厚みのある長方形の紙片であるムエットに、香水のサンプルを滲みこませる。その前に香水の名前を書いておく。
密閉できる厚手の透明な袋に入れて香りが変わっていくのを観察するためだ。
本来は肌の上で、その人の持つ香りや体温と混ざり合ったものが香水の本領といったところだが、酔ってしまう香水を知らずにつけると頭痛持ちには苦役となる。
一旦、ムエットで試すのだ。

香水についての情報を同じくらいの大きさのメモに書き込んでいく。一緒にポケット式ファイルに入れて整理していく。その際、出来るだけ有用な内容を記す。
ブランド名、香水の名前、大まかな香りの分類とされるもの、そして、構成する香り。
(構成するといっても、実際に使われているのがその通りの香料ではない。
バニラと書いてあってもバニラビーンズから抽出したものとは限らない。
香料メーカーが日夜、研究を重ねて作り出している「バニラとされる香料」であることの方が、今や多いのかもしれない。)

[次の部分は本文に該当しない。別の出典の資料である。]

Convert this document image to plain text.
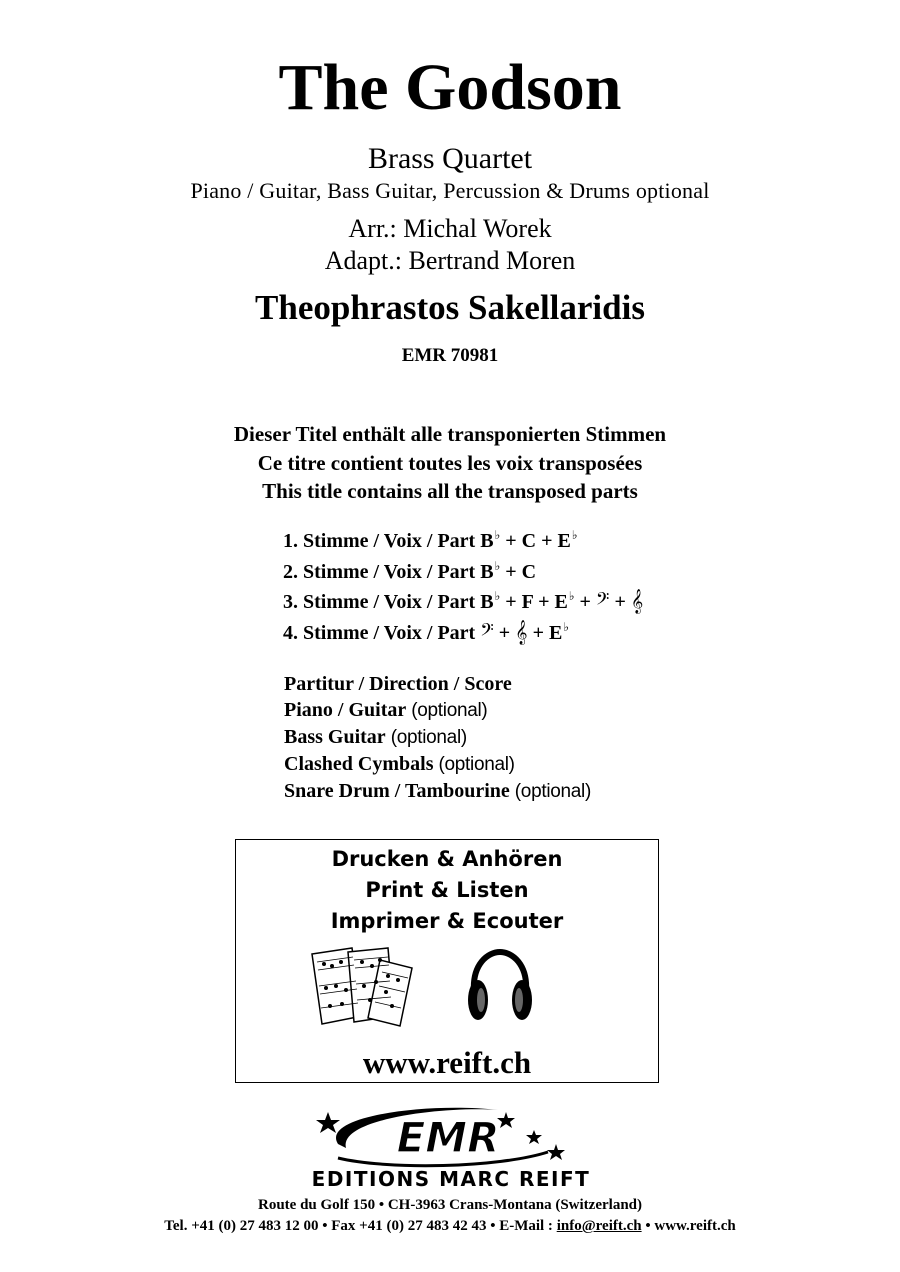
The Godson
Brass Quartet
Piano / Guitar, Bass Guitar, Percussion & Drums optional
Arr.: Michal Worek
Adapt.: Bertrand Moren
Theophrastos Sakellaridis
EMR 70981
Dieser Titel enthält alle transponierten Stimmen
Ce titre contient toutes les voix transposées
This title contains all the transposed parts
1. Stimme / Voix / Part B♭ + C + E♭
2. Stimme / Voix / Part B♭ + C
3. Stimme / Voix / Part B♭ + F + E♭ + 𝄢 + 𝄞
4. Stimme / Voix / Part 𝄢 + 𝄞 + E♭
Partitur / Direction / Score
Piano / Guitar (optional)
Bass Guitar (optional)
Clashed Cymbals (optional)
Snare Drum / Tambourine (optional)
Drucken & Anhören
Print & Listen
Imprimer & Ecouter
www.reift.ch
EMR
EDITIONS MARC REIFT
Route du Golf 150 • CH-3963 Crans-Montana (Switzerland)
Tel. +41 (0) 27 483 12 00 • Fax +41 (0) 27 483 42 43 • E-Mail : info@reift.ch • www.reift.ch
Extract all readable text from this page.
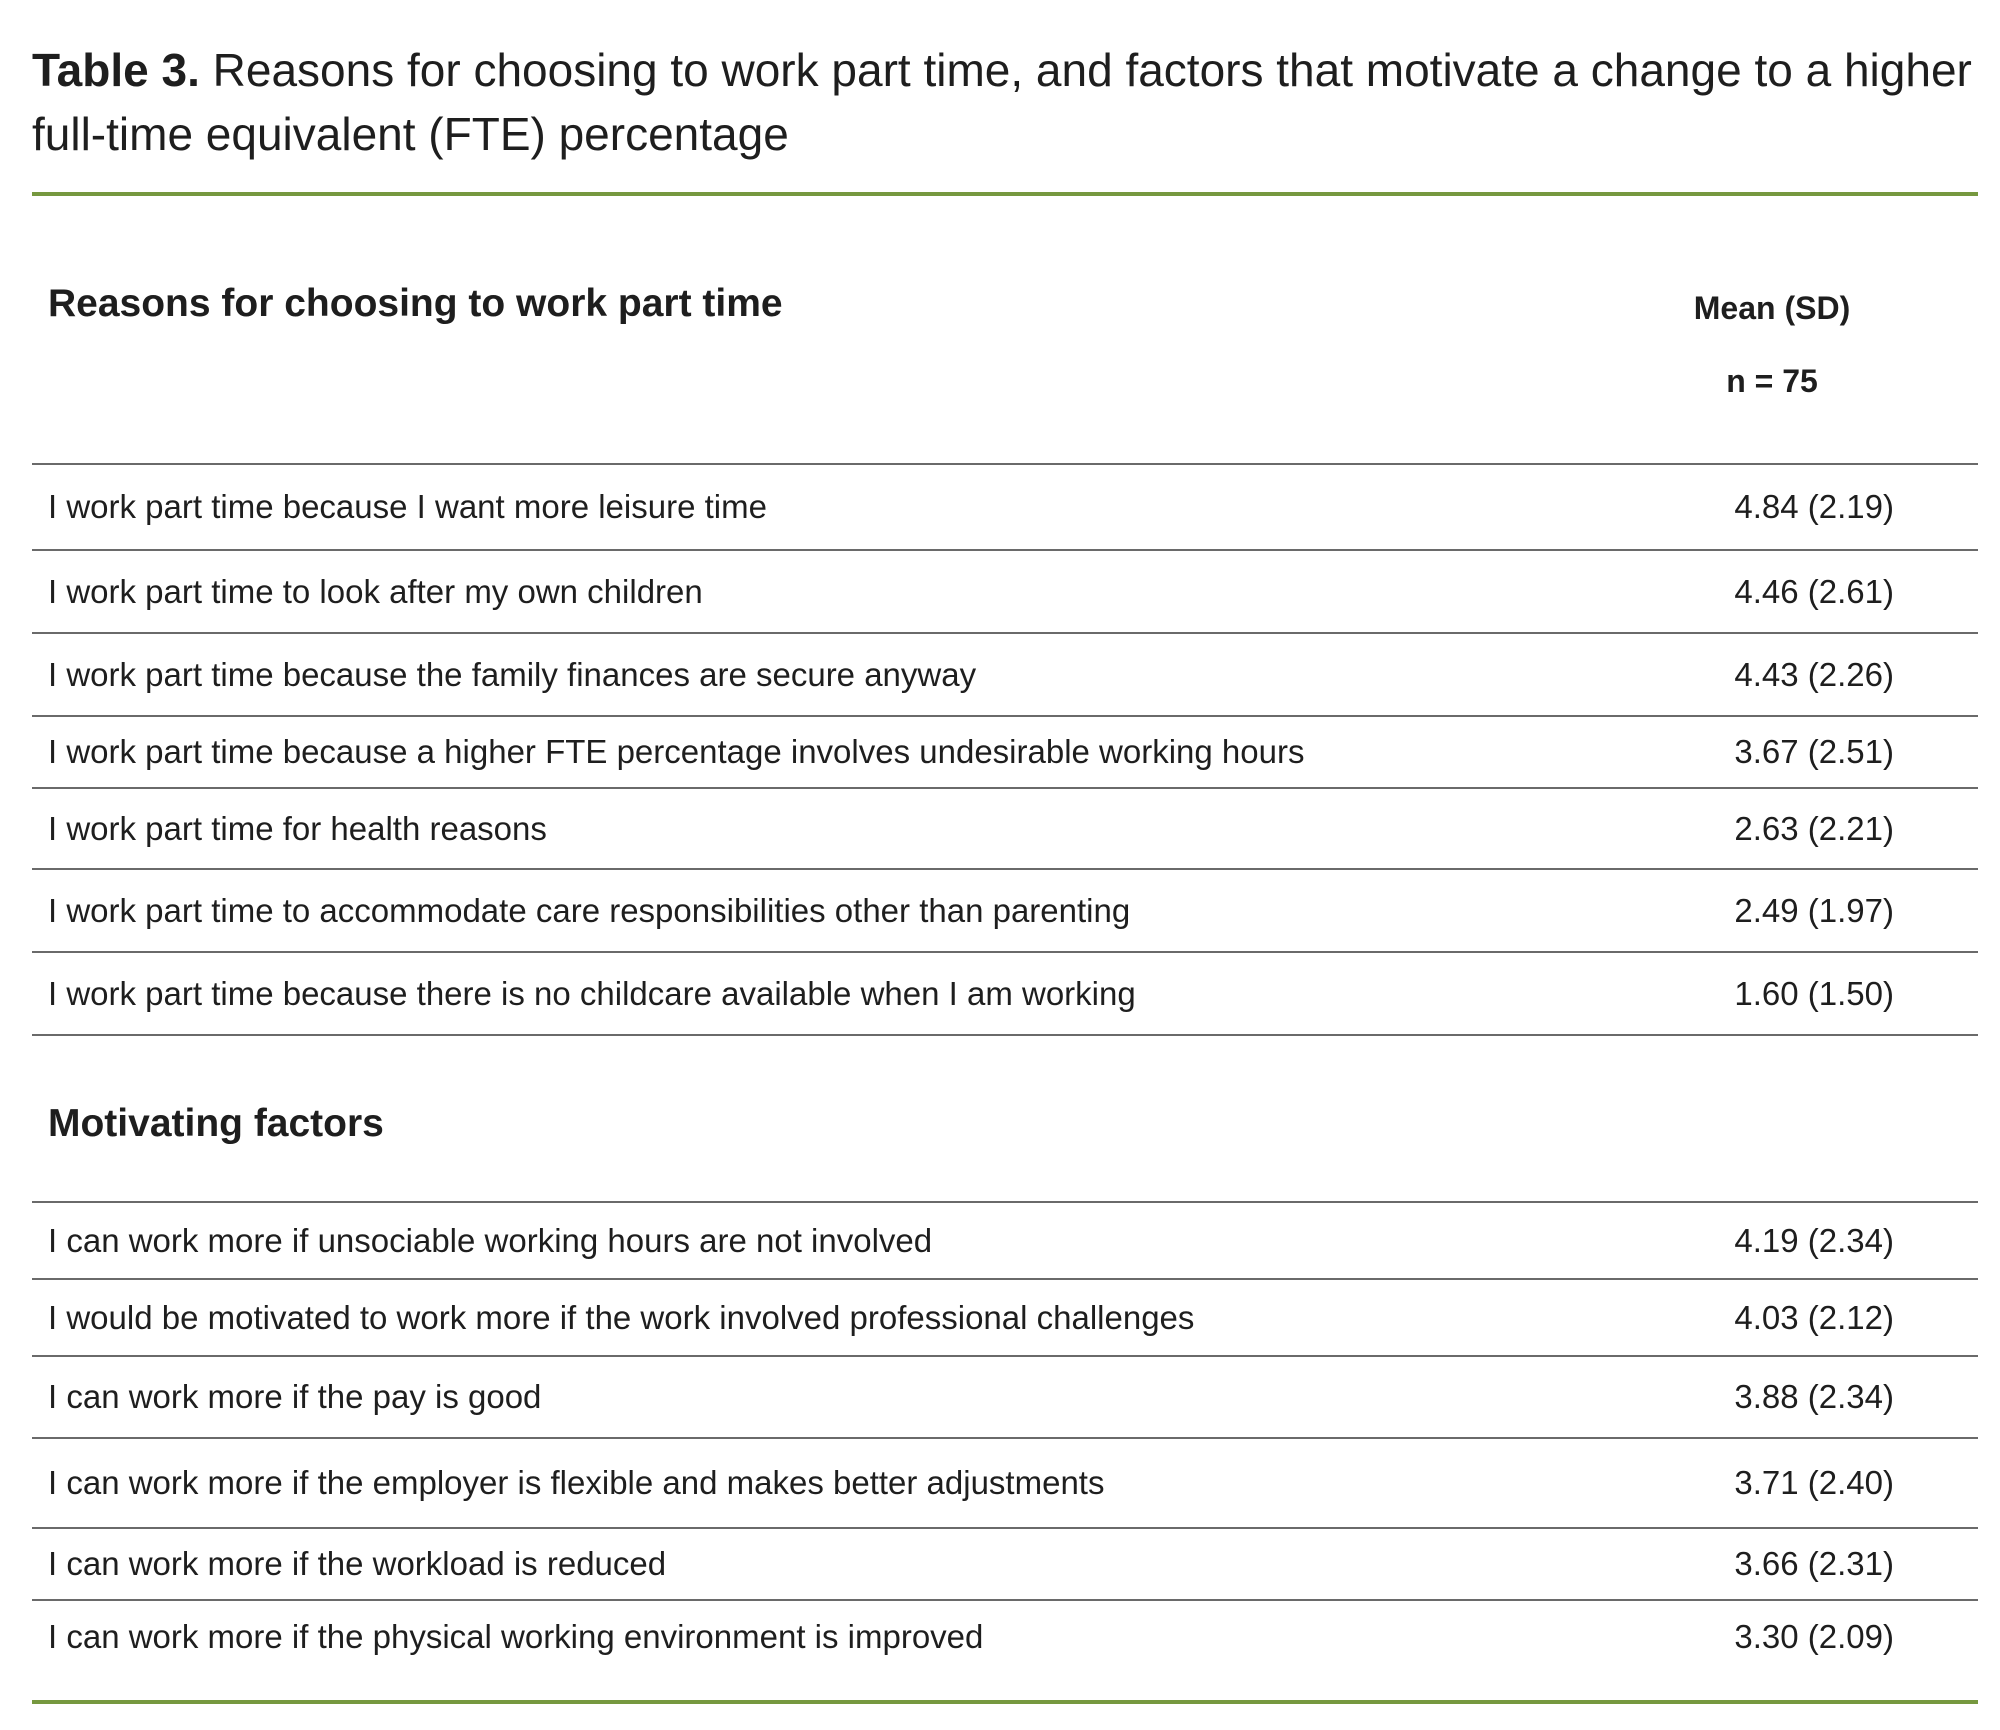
Table 3. Reasons for choosing to work part time, and factors that motivate a change to a higher full-time equivalent (FTE) percentage
Reasons for choosing to work part time	Mean (SD)
n = 75
I work part time because I want more leisure time	4.84 (2.19)
I work part time to look after my own children	4.46 (2.61)
I work part time because the family finances are secure anyway	4.43 (2.26)
I work part time because a higher FTE percentage involves undesirable working hours	3.67 (2.51)
I work part time for health reasons	2.63 (2.21)
I work part time to accommodate care responsibilities other than parenting	2.49 (1.97)
I work part time because there is no childcare available when I am working	1.60 (1.50)
Motivating factors
I can work more if unsociable working hours are not involved	4.19 (2.34)
I would be motivated to work more if the work involved professional challenges	4.03 (2.12)
I can work more if the pay is good	3.88 (2.34)
I can work more if the employer is flexible and makes better adjustments	3.71 (2.40)
I can work more if the workload is reduced	3.66 (2.31)
I can work more if the physical working environment is improved	3.30 (2.09)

ブランドのサイトを見ると、香水を調香した時のモチーフとなったインスピレーションの源が書かれていることがある。私はこれをとても好きだ。エルメスの庭シリーズのようにわかりやすいものもあれば、難解なものもある。メモにこれを書き写している時、これは文学ではないかと感じる。

いわば、エピグラフである。
しかし本を読む時には、あまりエピグラフを真剣に読んでいないことに気づいた。
香りは直感的官能だからか、文字にフォーカスしやすいが、文章に付けられた文章と言うのはなかなか直感ではわからない。もっと言えば「気取ってつけた飾り」だとすら思えることがある。もちろん、それは私の無知のなせる業であるが。

noteではこのような連載もある。というより、この連載を読んだから、なるほど香水にもエピグラフ。と気づいた。


香水のエピグラフは例えばこうだ。

「アメリカ先住民マプチェ族は、奇襲攻撃から戻ると捕虜の襟元に鼻を近づけ、
初めて文明の香りを知った」

残念ながらこの香りはわたしに合わなかったが、このフエギアのLA CAUTIVAという香水に興味を持たないわけにはいかなかった。折りしも先日「テスカトリポカ」を読んだから、ゾクゾクするような紹介文だ。

これから届く「血」「汚れた水」という名前の香水には、ムエットに滲みこませたあとに書く紹介文としてどのようなエピグラフが添えられているのだろうか。